Pour compléter les propositions de Mme de Menthon :
http://h16free.com/2013/05/15/23295-ces-10-pratiques-a-cesser-durgence-pour-amoindrir-la-catastrophe-francaise
Tholar
- 17/05/2013 - 10:32
@jerem
Ah ce jerem, toujours la même succession de posts pour nous faire rire.
Et ce qui est important pour jerem, pour appuyer ses thèses gauchistes, c'est de balancer des chiffres à tort et à travers, faux bien évidemment, pour tenter de convaincre un éventuel autre gauchiste qui passerait par là.
Eh jerem, le taux d'endettement du Pays Bas n'est pas de 180 %, mais de 66 % selon le FMI (source autrement plus crédible que vous, sans vouloir vous offenser) et pointe à la 47ème place, loin derrière la France, fière de 19 ème position et de ses presque 90 %.http://fr.wikipedia.org/wiki/Liste_de_pays_par_dette_publique

Roxy
- 17/05/2013 - 10:08
Hollande commente l'actualité. Il ne dirige pas encore
Donnons lui crédit d'assumer un peu mieux sa politique sociale démocrate. C'est déjà un progrès.
Le problème avec Hollande , c'est de confondre leadership et esprit de décision. Il a beau décider, personne ne comprend le pourquoi, car le cap n'est pas clair.
Il assume en creux: la gauche n'est pas sadique, ne veut pas par plaisir augmenter les impôts, il n'est pas masochiste.Il ne veut pas passer aux générations futures le poids de la dette, etc..
Le grand malentendu revient a la façon dont il a été élu, sans vouloir affirmer clairement sa ligne politique.

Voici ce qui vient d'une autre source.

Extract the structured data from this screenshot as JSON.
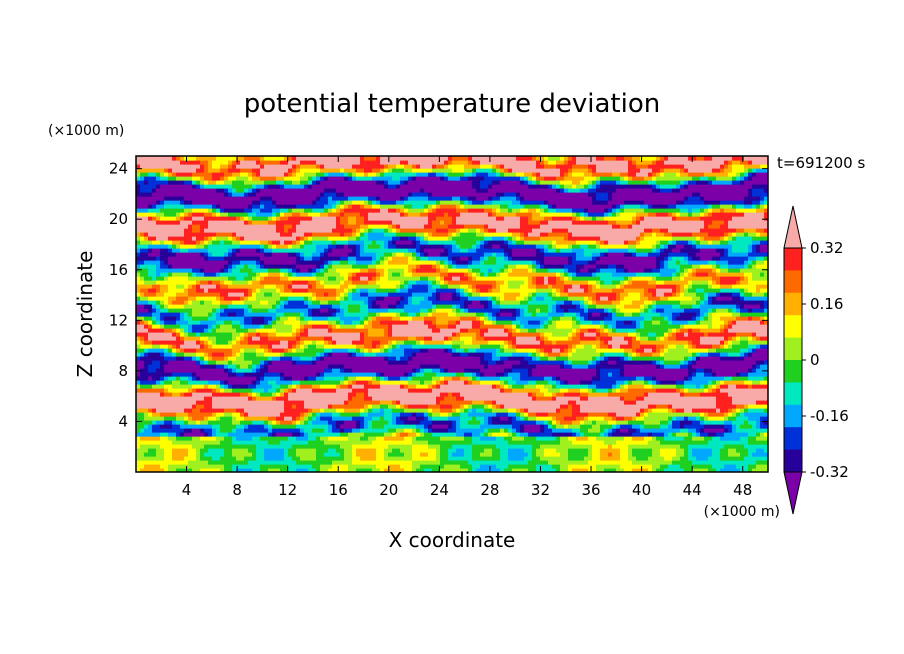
{
  "chart_data": {
    "type": "heatmap",
    "title": "potential temperature deviation",
    "xlabel": "X coordinate",
    "ylabel": "Z coordinate",
    "x_unit": "(×1000 m)",
    "y_unit": "(×1000 m)",
    "time_label": "t=691200 s",
    "xlim": [
      0,
      50
    ],
    "ylim": [
      0,
      25
    ],
    "x_ticks": [
      "4",
      "8",
      "12",
      "16",
      "20",
      "24",
      "28",
      "32",
      "36",
      "40",
      "44",
      "48"
    ],
    "y_ticks": [
      "4",
      "8",
      "12",
      "16",
      "20",
      "24"
    ],
    "colorbar": {
      "min": -0.4,
      "max": 0.4,
      "step": 0.08,
      "tick_labels": [
        "0.32",
        "0.16",
        "0",
        "-0.16",
        "-0.32"
      ],
      "tick_values": [
        0.32,
        0.16,
        0,
        -0.16,
        -0.32
      ],
      "colors": [
        "#7b00a8",
        "#28009a",
        "#0030d8",
        "#00a8ff",
        "#00e8c0",
        "#20d020",
        "#a0f020",
        "#ffff00",
        "#ffb000",
        "#ff6a00",
        "#ff2020",
        "#f7aaa8"
      ],
      "extend": "both"
    }
  }
}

Il a peut être un travail ingrat, qui est de faire évoluer le parti socialiste, et leur faire faire leur aggiornamento.
Bien. Mais un vrai chef fixe la direction,clairement, et obtient l'assentiment du pays. On n'y et pas encore.
Affirmer: Je suis président donc je décide, c'est encore très loin du compte.
Il decide, mais personne ne le suit.